Dans l’élevage de poissons, aussi appelé aquaculture, certains labels privés mondiaux, dont le plus connu, ASC, sont très visibles sur des poissons achetés en masse dans les supermarchés (saumon, crevettes, bars, dorades…). Mais ces labels ne sont pas présents sur tous les poissons d’élevage, notamment dans les fermes aquacoles de Wallonie. Est-ce que cela signifie pour autant qu’ils sont moins durables?

La réponse est NON. Découvrons pourquoi.

Derrière ce type de label, dont l’existence ne remonte qu’à 2010 pour ASC, se trouve une logique économique dominante. Pour afficher le label, en plus bien sûr de respecter le cahier des charges, il faut payer. Si la logique de création de ces labels est tout à fait honorable, il convient de ne pas perdre de vue la disparité et les inégalités en termes de législation, de traçabilité, de suivi sanitaire,… dans tous les pays du monde. Le marché mondial de l’aquaculture n’échappe pas à cette situation.

Alors pourquoi ne trouve-t-on pas de labels connus sur les poissons élevés en Wallonie ?

Dans le cadre de la production et de l’affinage de poissons en Wallonie (composés majoritairement de truites, représentant ±1.500 tonnes/an), les volumes et l’aspect « terroir » ne nécessitent pas, de la part des producteurs, l’investissement dans ce type de labels.

En effet :

  • Leurs produits sont majoritairement commercialisés en vente directe, à l’Horeca ou en vente vivant.
  • Les produits vendus en grandes surfaces le sont de façon marginale pour les petits producteurs. Pour les plus gros producteurs, l’aspect local ou terroir est mis en avant et suffit à faire vendre.
  • Le label ASC est apposé sur les emballages individuels, produits en masse à la chaine, ce qui n’est pas le cas des petits producteurs wallons.
  • La Belgique est importatrice nette de produits issus de l’aquaculture. Elle n’exporte que peu de produits à l’étranger.

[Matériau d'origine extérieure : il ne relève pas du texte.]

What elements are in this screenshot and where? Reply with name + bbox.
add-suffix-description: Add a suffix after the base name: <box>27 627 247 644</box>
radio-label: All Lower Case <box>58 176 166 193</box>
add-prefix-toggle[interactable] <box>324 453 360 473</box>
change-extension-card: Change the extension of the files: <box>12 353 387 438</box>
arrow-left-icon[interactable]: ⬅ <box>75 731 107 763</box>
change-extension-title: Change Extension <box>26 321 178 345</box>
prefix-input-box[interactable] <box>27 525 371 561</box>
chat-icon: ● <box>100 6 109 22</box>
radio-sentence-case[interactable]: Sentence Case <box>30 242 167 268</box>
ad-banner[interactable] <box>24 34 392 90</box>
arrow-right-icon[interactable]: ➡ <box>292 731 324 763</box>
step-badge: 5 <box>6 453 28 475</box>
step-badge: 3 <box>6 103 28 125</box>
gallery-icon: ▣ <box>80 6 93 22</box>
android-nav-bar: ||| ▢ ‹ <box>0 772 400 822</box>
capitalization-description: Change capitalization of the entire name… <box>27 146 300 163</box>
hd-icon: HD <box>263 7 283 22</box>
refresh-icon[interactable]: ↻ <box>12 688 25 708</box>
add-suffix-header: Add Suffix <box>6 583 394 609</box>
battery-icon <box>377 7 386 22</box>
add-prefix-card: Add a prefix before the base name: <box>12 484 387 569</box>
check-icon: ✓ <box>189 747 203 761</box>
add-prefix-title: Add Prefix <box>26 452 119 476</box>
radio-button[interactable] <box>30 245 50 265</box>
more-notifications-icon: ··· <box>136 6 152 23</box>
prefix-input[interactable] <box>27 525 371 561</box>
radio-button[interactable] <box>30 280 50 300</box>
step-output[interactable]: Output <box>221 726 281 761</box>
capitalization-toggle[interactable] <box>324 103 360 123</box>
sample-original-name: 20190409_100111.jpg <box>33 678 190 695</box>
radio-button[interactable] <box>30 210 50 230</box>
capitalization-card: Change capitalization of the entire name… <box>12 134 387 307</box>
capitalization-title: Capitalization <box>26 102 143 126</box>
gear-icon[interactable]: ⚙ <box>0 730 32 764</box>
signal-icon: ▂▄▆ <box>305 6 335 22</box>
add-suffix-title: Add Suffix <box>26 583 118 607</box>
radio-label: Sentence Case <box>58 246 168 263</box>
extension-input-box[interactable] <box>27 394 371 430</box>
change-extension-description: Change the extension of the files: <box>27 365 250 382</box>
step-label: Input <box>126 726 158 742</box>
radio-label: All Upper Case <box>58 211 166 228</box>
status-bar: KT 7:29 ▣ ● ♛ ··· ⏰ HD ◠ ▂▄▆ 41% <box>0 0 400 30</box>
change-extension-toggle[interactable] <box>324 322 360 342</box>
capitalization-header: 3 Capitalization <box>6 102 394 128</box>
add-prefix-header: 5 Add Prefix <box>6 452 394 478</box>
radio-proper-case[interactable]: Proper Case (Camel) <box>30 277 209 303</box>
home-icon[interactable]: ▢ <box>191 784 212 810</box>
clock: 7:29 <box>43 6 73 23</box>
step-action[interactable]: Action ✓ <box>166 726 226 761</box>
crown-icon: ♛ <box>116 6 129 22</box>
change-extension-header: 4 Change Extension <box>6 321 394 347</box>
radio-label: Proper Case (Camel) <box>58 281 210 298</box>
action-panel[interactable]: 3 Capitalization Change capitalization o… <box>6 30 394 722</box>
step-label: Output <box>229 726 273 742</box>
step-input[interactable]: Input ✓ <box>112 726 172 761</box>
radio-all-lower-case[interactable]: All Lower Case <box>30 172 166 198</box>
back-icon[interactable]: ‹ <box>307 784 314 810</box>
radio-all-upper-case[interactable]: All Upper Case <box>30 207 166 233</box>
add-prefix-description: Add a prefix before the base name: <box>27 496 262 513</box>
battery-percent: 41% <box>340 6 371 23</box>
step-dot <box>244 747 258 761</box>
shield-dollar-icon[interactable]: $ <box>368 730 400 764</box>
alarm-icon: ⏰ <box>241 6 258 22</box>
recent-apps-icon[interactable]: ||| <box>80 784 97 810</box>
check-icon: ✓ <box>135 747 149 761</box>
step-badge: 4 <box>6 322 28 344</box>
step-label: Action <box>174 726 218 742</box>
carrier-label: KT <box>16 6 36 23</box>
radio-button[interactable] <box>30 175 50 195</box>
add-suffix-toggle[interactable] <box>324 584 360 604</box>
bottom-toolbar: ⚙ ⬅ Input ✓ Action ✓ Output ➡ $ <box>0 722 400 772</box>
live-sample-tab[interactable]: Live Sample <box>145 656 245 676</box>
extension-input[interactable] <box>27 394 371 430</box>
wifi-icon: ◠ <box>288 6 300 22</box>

De plus, une des fonctions de base de ces labels, outre la garantie de durabilité de production, est celle de la communication marketing. Au vu de ces spécificités du marché et des productions aquacoles belges, l’apposition de labels de durabilité n’est pas nécessaire et a moins d’impact sur les ventes que l’aspect « terroir ».

Cela veut-il dire que les poissons d’élevage wallons ne respectent pas les critères de durabilité ?

Non, que du contraire.

L’aquaculture wallonne est soumise à une réglementation européenne, fédérale et wallonne très stricte. Le respect de cette législation est contrôlé par de multiples acteurs : AFSCA, DNF, vétérinaire de contrôle, …

Certaines normes de base belges vont d’ailleurs bien au-delà des critères imposés par les grands labels comme ASC. Ce dernier, comme d’autres, est constitué de 5 piliers :

  • biodiversité,
  • alimentation,
  • pollution,
  • sanitaire,
  • aspect social.

Ces piliers sont largement couverts par la législation en vigueur dans notre pays.